Bereits in Mass Effect 1 nett anzuhören waren die Geschichten der Crew, die in der Normandy SR2 sogar noch größer ist und mit dem Technikerduo Daniels und Donnelly ein richtig unterhaltsames Technierpärchen bietet. Doch nicht nur die führen mit Shepard nette Unterhaltungen; auch weitere Crewmitglieder, allen voran „Geheim-Psychologin“ und Shepards Sekretärin Kelly sowie der integrierte Bordcomputer, genannt „EDI“, bereichern das sonst triste Leben im All auf der Normandy. EDI, die virtuelle Intelligenz, rückt zudem noch den heutzutage schlechten Ruf von VIs etwas mehr ins rechte Licht, stellen sich doch heute die meisten aller höher entwickelten technischen Intelligenzen gegen ihre Erschaffer bzw. Herren.

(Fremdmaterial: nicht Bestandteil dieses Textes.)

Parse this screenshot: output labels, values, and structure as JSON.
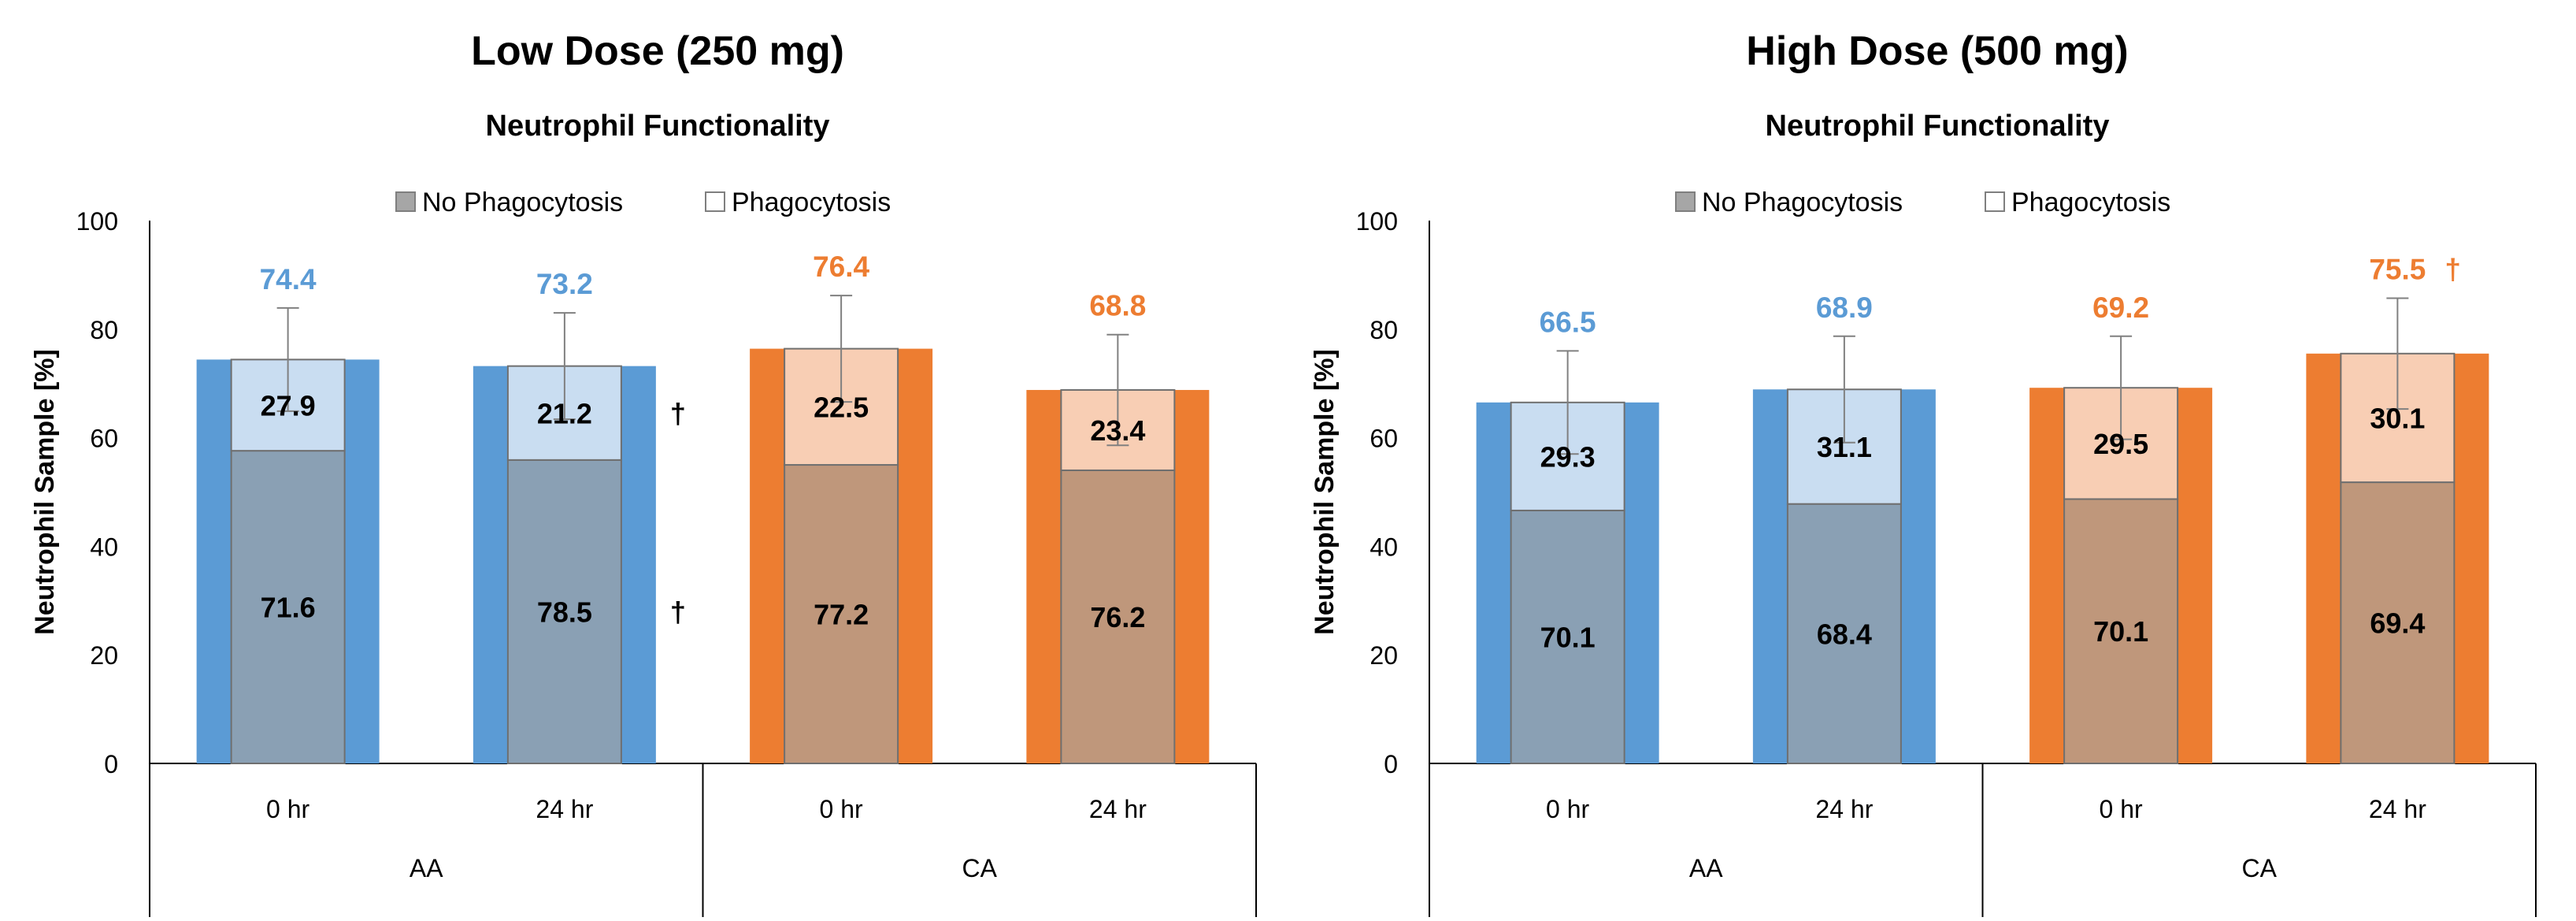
{
  "colors": {
    "aa_outer": "#5b9bd5",
    "aa_no_phago": "#8aa0b4",
    "aa_phago": "#c9ddf1",
    "ca_outer": "#ed7d31",
    "ca_no_phago": "#bf977b",
    "ca_phago": "#f8ceb4",
    "aa_label": "#5b9bd5",
    "ca_label": "#ed7d31"
  },
  "chart_data": [
    {
      "type": "bar",
      "title": "Low Dose (250 mg)",
      "subtitle": "Neutrophil Functionality",
      "ylabel": "Neutrophil  Sample [%]",
      "ylim": [
        0,
        100
      ],
      "yticks": [
        0,
        20,
        40,
        60,
        80,
        100
      ],
      "legend": [
        "No Phagocytosis",
        "Phagocytosis"
      ],
      "groups": [
        {
          "label": "AA",
          "span": 2
        },
        {
          "label": "CA",
          "span": 2
        }
      ],
      "categories": [
        {
          "label": "0 hr",
          "group": "AA",
          "total": 74.4,
          "total_label": "74.4",
          "error": 9.5,
          "no_phagocytosis_height": 57.6,
          "phagocytosis_height": 16.8,
          "no_phagocytosis_label": "71.6",
          "phagocytosis_label": "27.9",
          "dagger_no": "",
          "dagger_phago": "",
          "dagger_total": ""
        },
        {
          "label": "24 hr",
          "group": "AA",
          "total": 73.2,
          "total_label": "73.2",
          "error": 9.8,
          "no_phagocytosis_height": 55.9,
          "phagocytosis_height": 17.3,
          "no_phagocytosis_label": "78.5",
          "phagocytosis_label": "21.2",
          "dagger_no": "†",
          "dagger_phago": "†",
          "dagger_total": ""
        },
        {
          "label": "0 hr",
          "group": "CA",
          "total": 76.4,
          "total_label": "76.4",
          "error": 9.8,
          "no_phagocytosis_height": 55.0,
          "phagocytosis_height": 21.4,
          "no_phagocytosis_label": "77.2",
          "phagocytosis_label": "22.5",
          "dagger_no": "",
          "dagger_phago": "",
          "dagger_total": ""
        },
        {
          "label": "24 hr",
          "group": "CA",
          "total": 68.8,
          "total_label": "68.8",
          "error": 10.2,
          "no_phagocytosis_height": 54.0,
          "phagocytosis_height": 14.8,
          "no_phagocytosis_label": "76.2",
          "phagocytosis_label": "23.4",
          "dagger_no": "",
          "dagger_phago": "",
          "dagger_total": ""
        }
      ]
    },
    {
      "type": "bar",
      "title": "High Dose (500 mg)",
      "subtitle": "Neutrophil Functionality",
      "ylabel": "Neutrophil  Sample [%]",
      "ylim": [
        0,
        100
      ],
      "yticks": [
        0,
        20,
        40,
        60,
        80,
        100
      ],
      "legend": [
        "No Phagocytosis",
        "Phagocytosis"
      ],
      "groups": [
        {
          "label": "AA",
          "span": 2
        },
        {
          "label": "CA",
          "span": 2
        }
      ],
      "categories": [
        {
          "label": "0 hr",
          "group": "AA",
          "total": 66.5,
          "total_label": "66.5",
          "error": 9.5,
          "no_phagocytosis_height": 46.6,
          "phagocytosis_height": 19.9,
          "no_phagocytosis_label": "70.1",
          "phagocytosis_label": "29.3",
          "dagger_no": "",
          "dagger_phago": "",
          "dagger_total": ""
        },
        {
          "label": "24 hr",
          "group": "AA",
          "total": 68.9,
          "total_label": "68.9",
          "error": 9.8,
          "no_phagocytosis_height": 47.8,
          "phagocytosis_height": 21.1,
          "no_phagocytosis_label": "68.4",
          "phagocytosis_label": "31.1",
          "dagger_no": "",
          "dagger_phago": "",
          "dagger_total": ""
        },
        {
          "label": "0 hr",
          "group": "CA",
          "total": 69.2,
          "total_label": "69.2",
          "error": 9.5,
          "no_phagocytosis_height": 48.7,
          "phagocytosis_height": 20.5,
          "no_phagocytosis_label": "70.1",
          "phagocytosis_label": "29.5",
          "dagger_no": "",
          "dagger_phago": "",
          "dagger_total": ""
        },
        {
          "label": "24 hr",
          "group": "CA",
          "total": 75.5,
          "total_label": "75.5",
          "error": 10.2,
          "no_phagocytosis_height": 51.8,
          "phagocytosis_height": 23.7,
          "no_phagocytosis_label": "69.4",
          "phagocytosis_label": "30.1",
          "dagger_no": "",
          "dagger_phago": "",
          "dagger_total": "†"
        }
      ]
    }
  ]
}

Was das angeht, ist Mass Effect mit den Geth als Bösewichtern aber sicherlich nicht gerade unschuldig.
Jedenfalls erweist sich EDI als treues virtuelles Crewmitglied, ohne die Shepard & Co. in Mass Effect 2 schneller in Sternenstaub verwandelt worden wären als man „Enhanced Defense Intelligent“ sagen kann. Doch auch Kelly, die offiziell „nur“ Shepards Postfach verwaltet und ihn über aktuelle Informationen vom Unbekannten versorgt, tut ihren Teil zur Ausführung der Mission. So berichtet sie Shepard außerdem über wichtige psychische Probleme der Gefährten und leistet – bei einem glücklichen Händchen des Spielers [ich hatte bislang kein solches Glück -.-] – auch den romantischen Teil für Shepards Privatleben.

Doch auch die Optik der Normandy SR2 hat eindeutig mehr zu bieten als die der Normandy SR1. War das Vorgängermodell von der Inneneinrichtung „perfekt“, sieht man bei der SR2 verlegte Rohre, Leitungen und Kabel. Perfektes wirkt unnatürlich und ist von daher abstoßend, deshalb fühlt man sich in der nicht perfekten Normandy SR2 sehr viel wohler und geborgener. Man schließt sie bereits beim ersten Rundgang ins Herz, welches wohl bei jedem Angriff der Kollektoren auf das Schiff beim finalen „Selbstmordkommando“ schmerzen dürfte.
Die Normandy SR2 ist für mich daher der wichtigste Grund, weshalb Mass Effect 2 für viele besser – oder zumindest gleich gut – ist als Mass Effect 1. Und gleichzeitig ist auch das, was den Entwicklern bei Bioware und Electronic Arts am Besten von Mass Effect 2 gelungen ist.